Miegeville - Longue distance "Bonjour je suis mort", c'est par ce titre et ces mots que Miegeville noue le contact, effectivement, la distance doit être longue si elle sépare deux mondes... C'est bien celui des vivants que nous conte un Matthieu en mal d'amour, de fraternité et d'attention. La petite guitare, les mélodies délicates et ce phrasé rappelle immédiatement Agora Fidelio et ce n'est pas pour me déplaire.

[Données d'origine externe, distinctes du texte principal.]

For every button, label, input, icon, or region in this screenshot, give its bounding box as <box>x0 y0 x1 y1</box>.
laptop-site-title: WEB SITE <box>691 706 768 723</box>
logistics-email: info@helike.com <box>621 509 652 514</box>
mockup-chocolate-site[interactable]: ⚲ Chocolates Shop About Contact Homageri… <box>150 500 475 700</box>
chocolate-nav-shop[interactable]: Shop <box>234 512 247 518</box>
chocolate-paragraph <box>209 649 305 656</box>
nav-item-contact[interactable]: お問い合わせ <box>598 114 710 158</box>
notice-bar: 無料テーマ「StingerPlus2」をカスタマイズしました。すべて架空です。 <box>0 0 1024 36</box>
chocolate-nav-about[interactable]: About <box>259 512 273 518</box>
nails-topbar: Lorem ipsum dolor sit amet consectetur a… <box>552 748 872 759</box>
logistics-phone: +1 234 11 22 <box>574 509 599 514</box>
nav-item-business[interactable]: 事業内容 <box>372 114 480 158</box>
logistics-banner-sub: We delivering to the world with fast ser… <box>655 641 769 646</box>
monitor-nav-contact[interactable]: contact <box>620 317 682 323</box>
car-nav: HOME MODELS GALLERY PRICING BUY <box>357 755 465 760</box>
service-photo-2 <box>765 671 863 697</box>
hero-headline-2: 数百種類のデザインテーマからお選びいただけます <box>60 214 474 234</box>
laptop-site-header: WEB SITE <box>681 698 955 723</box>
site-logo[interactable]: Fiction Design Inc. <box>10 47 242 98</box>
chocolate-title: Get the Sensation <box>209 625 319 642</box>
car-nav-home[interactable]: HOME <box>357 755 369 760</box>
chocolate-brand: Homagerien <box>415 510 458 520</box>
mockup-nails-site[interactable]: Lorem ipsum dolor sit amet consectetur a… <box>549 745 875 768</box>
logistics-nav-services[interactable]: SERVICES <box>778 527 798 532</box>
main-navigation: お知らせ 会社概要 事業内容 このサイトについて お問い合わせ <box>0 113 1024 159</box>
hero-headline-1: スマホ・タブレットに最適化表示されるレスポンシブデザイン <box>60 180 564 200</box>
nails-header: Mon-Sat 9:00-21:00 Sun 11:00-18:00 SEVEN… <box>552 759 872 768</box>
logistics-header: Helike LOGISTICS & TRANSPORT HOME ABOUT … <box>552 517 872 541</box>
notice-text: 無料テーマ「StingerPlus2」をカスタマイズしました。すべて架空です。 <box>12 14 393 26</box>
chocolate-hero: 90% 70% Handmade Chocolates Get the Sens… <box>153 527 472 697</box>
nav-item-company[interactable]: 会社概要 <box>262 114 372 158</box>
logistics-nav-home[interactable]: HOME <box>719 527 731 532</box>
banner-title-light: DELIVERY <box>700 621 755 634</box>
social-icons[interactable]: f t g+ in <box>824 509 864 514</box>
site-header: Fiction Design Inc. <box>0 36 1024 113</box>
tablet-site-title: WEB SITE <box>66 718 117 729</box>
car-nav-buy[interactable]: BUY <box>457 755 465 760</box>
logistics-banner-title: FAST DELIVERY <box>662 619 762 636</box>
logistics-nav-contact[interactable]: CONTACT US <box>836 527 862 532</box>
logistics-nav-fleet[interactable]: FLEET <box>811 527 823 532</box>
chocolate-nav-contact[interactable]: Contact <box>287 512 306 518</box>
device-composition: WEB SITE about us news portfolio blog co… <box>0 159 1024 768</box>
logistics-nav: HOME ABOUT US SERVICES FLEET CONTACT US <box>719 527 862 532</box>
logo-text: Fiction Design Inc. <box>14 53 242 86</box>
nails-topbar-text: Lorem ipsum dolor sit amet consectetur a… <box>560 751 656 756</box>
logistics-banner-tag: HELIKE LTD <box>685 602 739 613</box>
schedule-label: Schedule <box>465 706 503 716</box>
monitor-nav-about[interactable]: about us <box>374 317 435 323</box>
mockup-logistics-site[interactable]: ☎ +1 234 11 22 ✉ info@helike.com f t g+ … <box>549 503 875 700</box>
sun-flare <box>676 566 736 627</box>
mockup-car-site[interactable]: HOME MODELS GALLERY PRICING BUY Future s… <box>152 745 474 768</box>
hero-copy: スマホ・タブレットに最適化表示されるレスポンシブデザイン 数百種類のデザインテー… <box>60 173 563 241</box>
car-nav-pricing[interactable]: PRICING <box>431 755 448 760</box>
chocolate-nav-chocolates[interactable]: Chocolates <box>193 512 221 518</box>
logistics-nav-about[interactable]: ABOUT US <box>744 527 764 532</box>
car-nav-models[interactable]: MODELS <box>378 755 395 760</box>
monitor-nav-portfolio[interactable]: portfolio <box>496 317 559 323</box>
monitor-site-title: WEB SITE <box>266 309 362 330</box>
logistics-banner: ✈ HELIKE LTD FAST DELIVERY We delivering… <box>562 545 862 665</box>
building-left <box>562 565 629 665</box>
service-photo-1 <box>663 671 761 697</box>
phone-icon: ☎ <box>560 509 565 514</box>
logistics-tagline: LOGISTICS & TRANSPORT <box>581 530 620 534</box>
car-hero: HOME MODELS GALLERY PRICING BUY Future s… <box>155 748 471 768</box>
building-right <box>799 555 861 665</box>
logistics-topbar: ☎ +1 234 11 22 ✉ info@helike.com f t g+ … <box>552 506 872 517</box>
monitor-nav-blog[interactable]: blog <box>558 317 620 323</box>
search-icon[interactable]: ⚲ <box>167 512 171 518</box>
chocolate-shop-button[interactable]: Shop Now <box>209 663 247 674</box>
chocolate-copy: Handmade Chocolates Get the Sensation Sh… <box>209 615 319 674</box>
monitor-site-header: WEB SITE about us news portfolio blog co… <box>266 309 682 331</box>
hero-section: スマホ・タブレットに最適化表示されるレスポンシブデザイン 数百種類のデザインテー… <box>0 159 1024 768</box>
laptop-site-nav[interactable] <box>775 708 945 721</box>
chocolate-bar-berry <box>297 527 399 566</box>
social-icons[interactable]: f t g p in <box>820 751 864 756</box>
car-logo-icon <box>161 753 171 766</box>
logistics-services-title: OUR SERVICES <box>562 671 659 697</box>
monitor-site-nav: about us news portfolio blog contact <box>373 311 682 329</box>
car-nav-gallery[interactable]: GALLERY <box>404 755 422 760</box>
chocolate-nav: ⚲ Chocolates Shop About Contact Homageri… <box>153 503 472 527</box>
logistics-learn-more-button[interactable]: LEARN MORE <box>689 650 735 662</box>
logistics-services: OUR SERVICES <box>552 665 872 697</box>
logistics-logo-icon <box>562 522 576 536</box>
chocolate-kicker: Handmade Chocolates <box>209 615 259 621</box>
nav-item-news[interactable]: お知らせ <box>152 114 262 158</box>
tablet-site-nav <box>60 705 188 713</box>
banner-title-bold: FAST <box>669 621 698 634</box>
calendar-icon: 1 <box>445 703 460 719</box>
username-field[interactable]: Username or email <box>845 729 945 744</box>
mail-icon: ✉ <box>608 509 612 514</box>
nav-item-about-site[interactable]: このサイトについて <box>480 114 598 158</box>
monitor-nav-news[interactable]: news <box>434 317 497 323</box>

Le rythme sourd s'oppose à la luminosité des parties électroniques mais avant de les remarquer, il faudra réussir à se détacher de la voix de MilKa, ultra captivante, elle nous unit "Ensemble dans le vent" et tout au long des cinq pistes, pour un peu il faudrait aller lire l'avis de non francophones pour mieux découvrir si cette capacité à nous ensorceler est due aux textes ou aux harmonies... Avec "Volga", pour moi, ce sont les mots qui ont le plus de force, les illusions (le mélodrame) de cette route qui nous mène au bord du fleuve doit permettre de trouver de la force pour se redresser et affronter le futur. Un avenir qui semble radieux après "La fin des combats", insouciant, le poète prêche la passion plus que l'opposition sans que l'on sache s'il est désabusé par la défaite ou libéré par la séparation. Le dernier morceau (oui, il n'y en a que cinq) est bien plus explicite, "10 heures 17", c'est l'heure à laquelle se déclenche un éclair qui va faire exploser quelques secondes plus tard près de 300 tonnes de nitrate d'ammonium rasant l'usine AZote Fertilisants et secouant Toulouse. Là encore le texte est ciselé et mérite que tu t'y attardes pour te replonger dans l'atmosphère de septembre 2001...

Parcours sans faute pour Miegeville qui peut se regarder dans le miroir ou dans l'œil de l'appareil photo sans rougir et en étant fier de son œuvre.